# Cedar Mountains - Skull Valley



## new2this (Nov 23, 2009)

I took my son out on the youth hunt out west of Grantsville on the Cedar Mountain Range..

Hunted hard for 3 days, and never even saw 1 deer..

Saw some nice antelope, and chased a few coyotes, and saw a lot of wild horses, but not one deer, let alone a buck..

What's the story with this mountain range?

Any ideas?


----------



## Huge29 (Sep 17, 2007)

Welcome to the forum! My limited experience of that general area would not surprise me, pretty desolate area and mostly quite flat. Has it produced in years past?


----------



## duckhunter1096 (Sep 25, 2007)

They're there...you just have to find them. 3 or 4 years ago, a friend of my dad pulled a 31" wide 5x4 off the cedars. Well...not actually off of them, as he was in the flats below them. But yeah. The west side of the cedars is basically off limits to anything but foot traffic, which I think scares a lot of hunters away. I had an antelope tag out there last year, and we saw 4 deer down in the flats while scouting for the lopers. As for the area between the cedars and the stansbury range...No info for that area. I know there is a deer CWMU in the middle of it though...and rumor has it there are a few nice bucks in that area.


----------



## new2this (Nov 23, 2009)

Yeah, we were hunting on the East side of the cedars... a few miles to the north of the CWMU..

Pretty dissappointed actually..

Did a lot of glassing, a lot of hiking, and a lot of 4 wheeler riding.. but not a lot of seeing..

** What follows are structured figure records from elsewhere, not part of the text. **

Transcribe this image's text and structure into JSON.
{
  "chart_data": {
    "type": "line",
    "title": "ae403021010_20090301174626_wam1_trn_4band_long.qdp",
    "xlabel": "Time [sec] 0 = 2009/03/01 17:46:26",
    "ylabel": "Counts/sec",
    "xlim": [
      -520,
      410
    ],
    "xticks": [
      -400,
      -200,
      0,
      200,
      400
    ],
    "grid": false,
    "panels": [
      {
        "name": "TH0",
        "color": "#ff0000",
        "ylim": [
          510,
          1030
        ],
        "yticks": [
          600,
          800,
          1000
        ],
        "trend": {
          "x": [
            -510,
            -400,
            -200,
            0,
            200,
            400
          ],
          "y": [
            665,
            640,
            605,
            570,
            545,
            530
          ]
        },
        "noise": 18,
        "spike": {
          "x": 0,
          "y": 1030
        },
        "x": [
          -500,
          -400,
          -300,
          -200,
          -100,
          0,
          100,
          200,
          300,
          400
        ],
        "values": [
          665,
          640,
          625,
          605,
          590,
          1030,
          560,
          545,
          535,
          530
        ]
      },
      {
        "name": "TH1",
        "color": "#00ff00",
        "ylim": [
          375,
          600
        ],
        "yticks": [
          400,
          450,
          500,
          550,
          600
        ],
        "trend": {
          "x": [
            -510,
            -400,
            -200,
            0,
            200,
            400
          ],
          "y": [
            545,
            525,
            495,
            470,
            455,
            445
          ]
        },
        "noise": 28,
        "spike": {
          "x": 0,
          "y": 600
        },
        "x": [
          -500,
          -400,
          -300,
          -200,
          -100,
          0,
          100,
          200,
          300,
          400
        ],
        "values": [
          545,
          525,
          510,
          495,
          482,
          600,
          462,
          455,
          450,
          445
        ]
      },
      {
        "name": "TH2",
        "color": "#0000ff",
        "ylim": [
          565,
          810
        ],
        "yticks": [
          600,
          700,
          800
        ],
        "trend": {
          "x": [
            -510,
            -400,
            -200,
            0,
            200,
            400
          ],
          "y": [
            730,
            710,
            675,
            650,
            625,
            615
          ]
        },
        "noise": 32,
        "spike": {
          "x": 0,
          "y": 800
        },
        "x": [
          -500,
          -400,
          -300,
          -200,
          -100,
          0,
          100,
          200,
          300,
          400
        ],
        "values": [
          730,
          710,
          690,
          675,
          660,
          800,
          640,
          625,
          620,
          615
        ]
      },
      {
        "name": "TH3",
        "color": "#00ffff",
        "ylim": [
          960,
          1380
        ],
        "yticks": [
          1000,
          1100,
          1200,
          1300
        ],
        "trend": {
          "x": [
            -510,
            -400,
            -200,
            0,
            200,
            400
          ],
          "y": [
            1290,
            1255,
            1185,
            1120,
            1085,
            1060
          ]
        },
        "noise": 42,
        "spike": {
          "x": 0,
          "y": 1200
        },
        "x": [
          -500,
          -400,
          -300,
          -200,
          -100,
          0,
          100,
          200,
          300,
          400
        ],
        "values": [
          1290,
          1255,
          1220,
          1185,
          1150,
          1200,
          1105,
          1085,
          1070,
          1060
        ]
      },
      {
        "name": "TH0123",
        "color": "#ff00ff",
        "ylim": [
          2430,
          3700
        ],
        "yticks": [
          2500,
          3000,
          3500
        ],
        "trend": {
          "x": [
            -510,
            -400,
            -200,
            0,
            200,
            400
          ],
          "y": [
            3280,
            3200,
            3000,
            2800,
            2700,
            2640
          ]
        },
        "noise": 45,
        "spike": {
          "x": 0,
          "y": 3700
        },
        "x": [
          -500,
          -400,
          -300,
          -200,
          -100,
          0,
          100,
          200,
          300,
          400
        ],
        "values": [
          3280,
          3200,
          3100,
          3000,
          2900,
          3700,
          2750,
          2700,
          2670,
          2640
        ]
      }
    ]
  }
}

Never had even thought of hunting the west side.. if it's anything like the east side, then I think I'll have to find a new area..


----------



## hoghunter011583 (Jul 21, 2008)

I never deer hunted out there but I had rabbit hunted it all winter last year and it is a waste!! All I saw was 3 jacks and a bunch of cows. I did see some Antelope but I never saw a deer, coyote or anything!!


----------